Operating the world’s largest fleet of A380s and the largest fleet of Boeing 777s, Emirates continues to provide ever better connections for its customers across the globe with just one stop in Dubai.

In the first half of the 2015-16 financial year, Emirates net profit is Dh3.1 billion ($849 million), up 65 per cent from the same period last year. This performance reflects the impact of lower fuel prices, and also the airline’s continued ability to grow passenger demand in line with significant capacity growth, despite external challenges such as continued regional unrest and economic malaise in many regions, and increased competition adding downward pressure on yields.

On average, fuel prices were 41 per cent lower compared to the same period last year. Fuel remained the largest component of the airline’s cost, accounting for 28 per cent of operating costs compared with 38 per cent in the first six months of last year.

Capacity measured in Available Seat Kilometres (ASKM), grew by 16 per cent, whilst passenger traffic carried measured in Revenue Passenger Kilometres (RPKM) was up 11 per cent with average Passenger Seat Factor dropping slightly to 78.3 per cent, compared with last year’s 81.5 per cent. Emirates carried 25.7 million passengers between  April 2 and  September 30, 2015, up 10 per cent from the same period last year. The volume of cargo uplifted was up by 10 per cent to reach 1.25 million tonnes, a solid performance that continues to buck the market trend.

This performance shows the airline’s continued business growth, both in terms of capacity on offer and traffic carried, even accounting for the fact that during the same period last year, the airline had temporarily reduced capacity when it parked 17 aircraft due to the runway closure at Dubai International.

Emirates revenue, including other operating income, of Dh 42.3 billion ($11.5 billion) was slightly down by 4 per cent compared with Dh44.2 billion ($12.0 billion) recorded last year. This is due to the combined effect of an unfavourable currency environment - where the US dollar strengthened significantly against most other major currencies; and lower average fares reflecting the airline’s decision to pass on some of its fuel cost savings to customers.

dnata

dnata continued to grow its international business footprint, investing in infrastructure and operations which now span 74 countries. In the first half of 2015-16, dnata’s international operations accounted for over 67 per cent of its total revenue.

dnata’s revenue, including other operating income, is Dh 5.2 billion ($1.4 billion), a strong 27 per cent increase compared to Dh4.1 billion ($1.1 billion) last year. Overall profit for dnata increased by 64 per cent to Dh557 million ($152 million). This outstanding performance was underpinned by the first full year contribution of dnata’s major acquisitions Stella Group, and Toll dnata. Also, on a comparable basis, last year’s performance had suffered significantly due to the one off runway closure at Dubai International Airport.
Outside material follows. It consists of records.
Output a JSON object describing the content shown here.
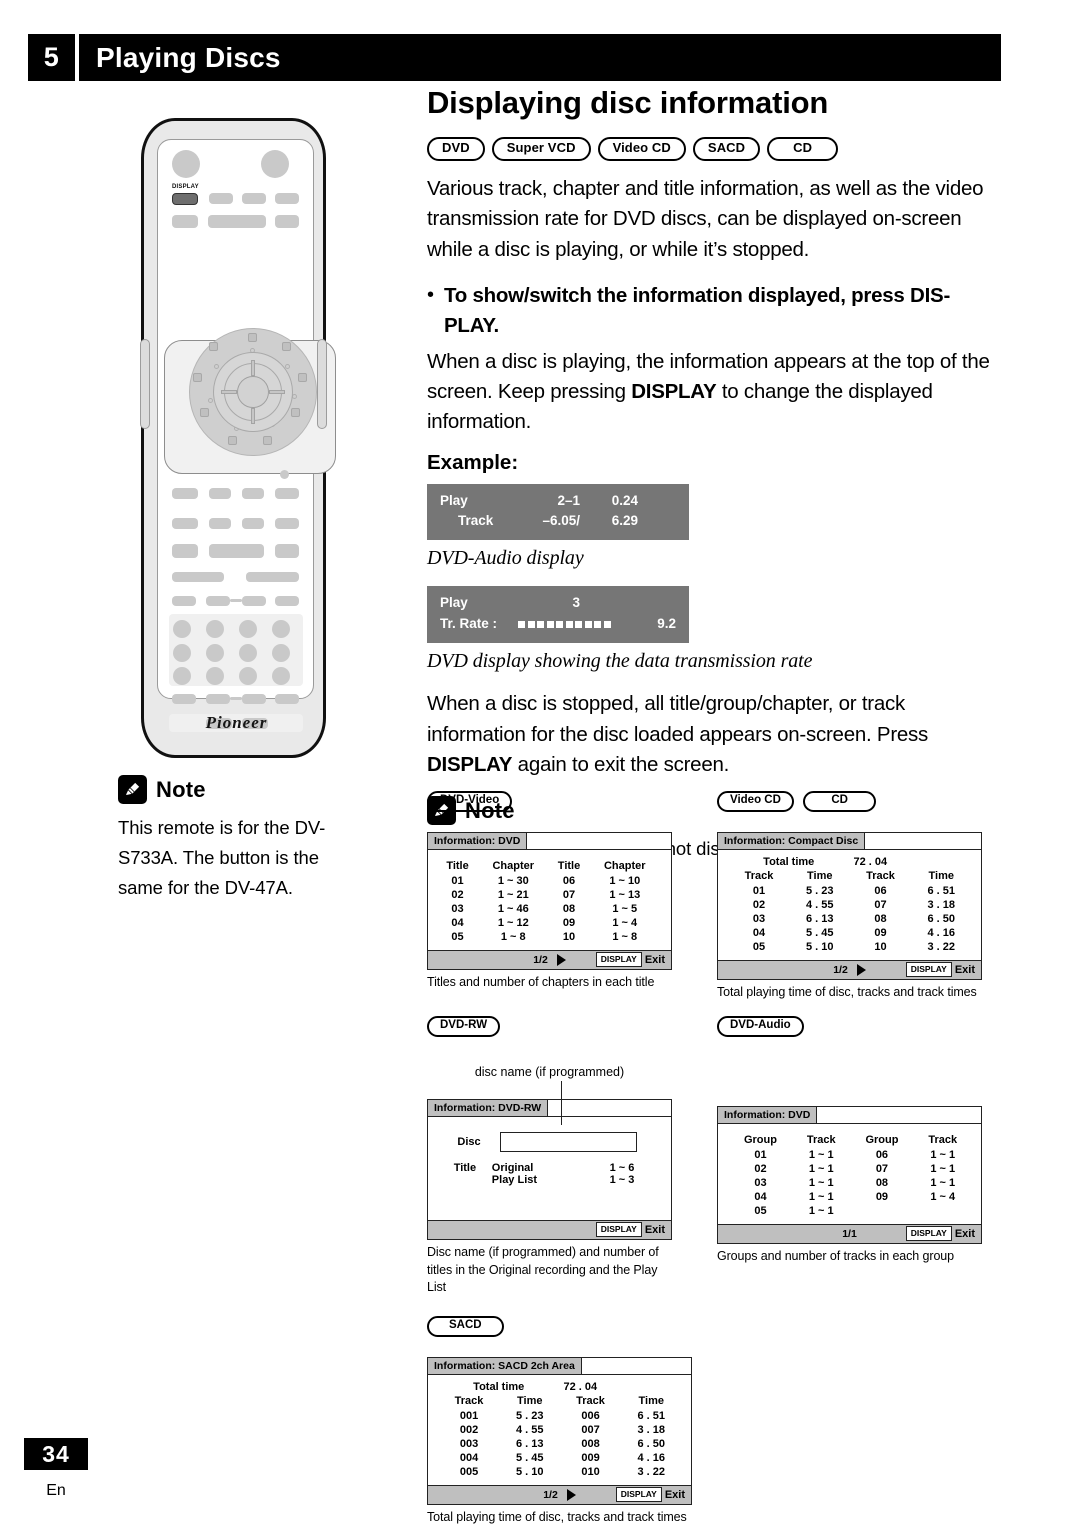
{
  "header": {
    "chapter_number": "5",
    "chapter_title": "Playing Discs"
  },
  "page": {
    "number": "34",
    "language": "En"
  },
  "remote": {
    "display_button_label": "DISPLAY",
    "brand": "Pioneer"
  },
  "left_note": {
    "title": "Note",
    "text": "This remote is for the DV-S733A. The button is the same for the DV-47A."
  },
  "main": {
    "title": "Displaying disc information",
    "badges": [
      "DVD",
      "Super VCD",
      "Video CD",
      "SACD",
      "CD"
    ],
    "intro": "Various track, chapter and title information, as well as the video transmission rate for DVD discs, can be displayed on-screen while a disc is playing, or while it’s stopped.",
    "bullet_1": "To show/switch the information displayed, press DIS-PLAY.",
    "para_2_a": "When a disc is playing, the information appears at the top of the screen. Keep pressing ",
    "para_2_bold": "DISPLAY",
    "para_2_b": " to change the displayed information.",
    "example_label": "Example:",
    "para_3_a": "When a disc is stopped, all title/group/chapter, or track information for the disc loaded appears on-screen. Press ",
    "para_3_bold": "DISPLAY",
    "para_3_b": " again to exit the screen."
  },
  "osd_examples": [
    {
      "row1": {
        "label": "Play",
        "col2": "2–1",
        "col3": "0.24"
      },
      "row2": {
        "label": "Track",
        "col2": "–6.05/",
        "col3": "6.29"
      },
      "caption": "DVD-Audio display"
    },
    {
      "row1": {
        "label": "Play",
        "col2": "3",
        "col3": ""
      },
      "row2": {
        "label": "Tr. Rate :",
        "bars": 10,
        "col3": "9.2"
      },
      "caption": "DVD display showing the data transmission rate"
    }
  ],
  "right_note": {
    "title": "Note",
    "text": "Information for Super VCD is not displayed."
  },
  "diagrams": {
    "dvd_video": {
      "badge": "DVD-Video",
      "tab": "Information: DVD",
      "headers": [
        "Title",
        "Chapter",
        "Title",
        "Chapter"
      ],
      "rows": [
        [
          "01",
          "1 ~ 30",
          "06",
          "1 ~ 10"
        ],
        [
          "02",
          "1 ~ 21",
          "07",
          "1 ~ 13"
        ],
        [
          "03",
          "1 ~ 46",
          "08",
          "1 ~ 5"
        ],
        [
          "04",
          "1 ~ 12",
          "09",
          "1 ~ 4"
        ],
        [
          "05",
          "1 ~ 8",
          "10",
          "1 ~ 8"
        ]
      ],
      "page_indicator": "1/2",
      "btn_display": "DISPLAY",
      "btn_exit": "Exit",
      "caption": "Titles and number of chapters in each title"
    },
    "compact_disc": {
      "badges": [
        "Video CD",
        "CD"
      ],
      "tab": "Information: Compact Disc",
      "total_time_label": "Total time",
      "total_time_value": "72 . 04",
      "headers": [
        "Track",
        "Time",
        "Track",
        "Time"
      ],
      "rows": [
        [
          "01",
          "5 . 23",
          "06",
          "6 . 51"
        ],
        [
          "02",
          "4 . 55",
          "07",
          "3 . 18"
        ],
        [
          "03",
          "6 . 13",
          "08",
          "6 . 50"
        ],
        [
          "04",
          "5 . 45",
          "09",
          "4 . 16"
        ],
        [
          "05",
          "5 . 10",
          "10",
          "3 . 22"
        ]
      ],
      "page_indicator": "1/2",
      "btn_display": "DISPLAY",
      "btn_exit": "Exit",
      "caption": "Total playing time of disc, tracks and track times"
    },
    "dvd_rw": {
      "badge": "DVD-RW",
      "pointer_label": "disc name (if programmed)",
      "tab": "Information: DVD-RW",
      "disc_label": "Disc",
      "disc_value": "",
      "title_label": "Title",
      "rows": [
        [
          "Original",
          "1 ~ 6"
        ],
        [
          "Play List",
          "1 ~ 3"
        ]
      ],
      "btn_display": "DISPLAY",
      "btn_exit": "Exit",
      "caption": "Disc name (if programmed) and number of titles in the Original recording and the Play List"
    },
    "dvd_audio": {
      "badge": "DVD-Audio",
      "tab": "Information: DVD",
      "headers": [
        "Group",
        "Track",
        "Group",
        "Track"
      ],
      "rows": [
        [
          "01",
          "1 ~ 1",
          "06",
          "1 ~ 1"
        ],
        [
          "02",
          "1 ~ 1",
          "07",
          "1 ~ 1"
        ],
        [
          "03",
          "1 ~ 1",
          "08",
          "1 ~ 1"
        ],
        [
          "04",
          "1 ~ 1",
          "09",
          "1 ~ 4"
        ],
        [
          "05",
          "1 ~ 1",
          "",
          ""
        ]
      ],
      "page_indicator": "1/1",
      "btn_display": "DISPLAY",
      "btn_exit": "Exit",
      "caption": "Groups and number of tracks in each group"
    },
    "sacd": {
      "badge": "SACD",
      "tab": "Information: SACD 2ch Area",
      "total_time_label": "Total time",
      "total_time_value": "72 . 04",
      "headers": [
        "Track",
        "Time",
        "Track",
        "Time"
      ],
      "rows": [
        [
          "001",
          "5 . 23",
          "006",
          "6 . 51"
        ],
        [
          "002",
          "4 . 55",
          "007",
          "3 . 18"
        ],
        [
          "003",
          "6 . 13",
          "008",
          "6 . 50"
        ],
        [
          "004",
          "5 . 45",
          "009",
          "4 . 16"
        ],
        [
          "005",
          "5 . 10",
          "010",
          "3 . 22"
        ]
      ],
      "page_indicator": "1/2",
      "btn_display": "DISPLAY",
      "btn_exit": "Exit",
      "caption": "Total playing time of disc, tracks and track times"
    }
  }
}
dnata’s airport operations remained the largest contributor to revenue with Dh2.4 billion ($645 million), a 21 per cent increase compared to the same period last year. This reflects the internal alignment of dnata’s airport services and cargo handling divisions, its growing international operations with the acquisitions in Australia and Europe, and as mentioned earlier, a rebound from the impact of the runway closure at Dubai International airport during the same period last year.

Across its operations, the number of aircraft handled by dnata increased by 21 per cent to 169,951, and it handled 917,065 tonnes of cargo, and increase of 10 per cent over last year.
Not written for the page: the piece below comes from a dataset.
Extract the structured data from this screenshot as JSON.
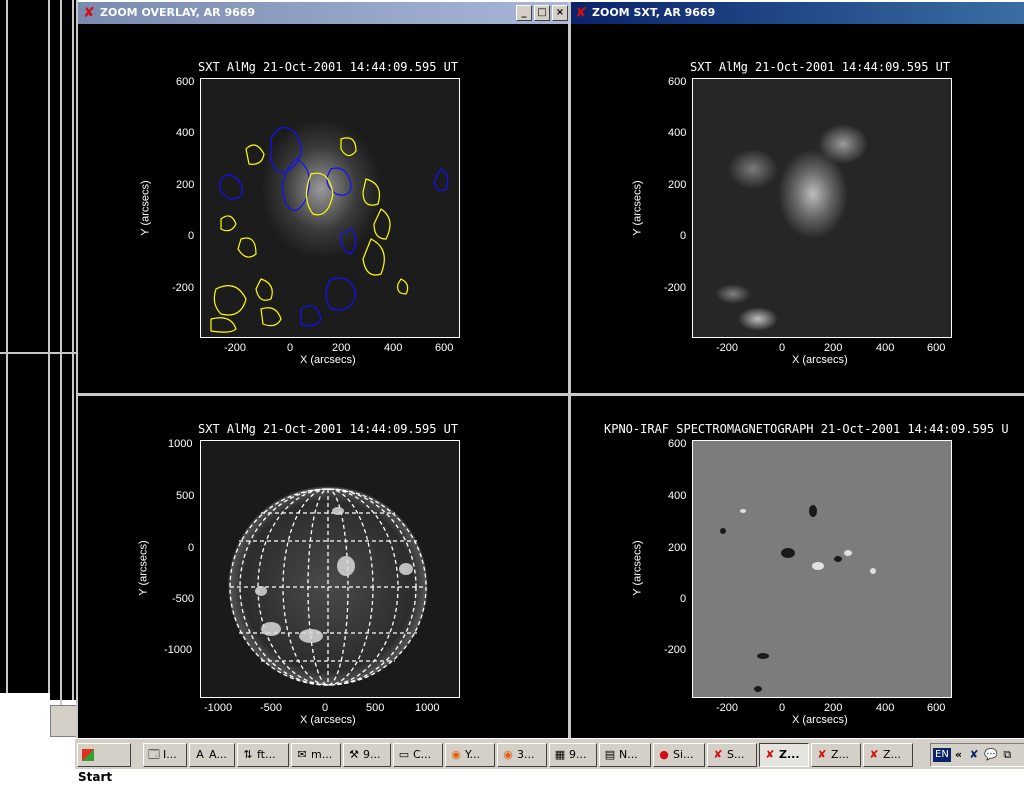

Boosted by its major international acquisitions in the past 18 months, revenue from dnata’s Travel Services operation contributed Dh1.7 billion ($469 million), up 90 per cent from the same period last year. The travel division expanded its international offering with the acquisition of Stella Group, which contributed to a substantial increase in the division’s underlying net sales of 62 per cent to Dh6.2 billion ($1.7 billion).

dnata’s flight catering operation, contributed Dh0.9 billion ($257 million) to its total revenue, down 8 per cent. The number of meals uplifted was at 32.7 million for the first half of the financial year, up 4 per cent compared to last year’s figure of 31.4 million.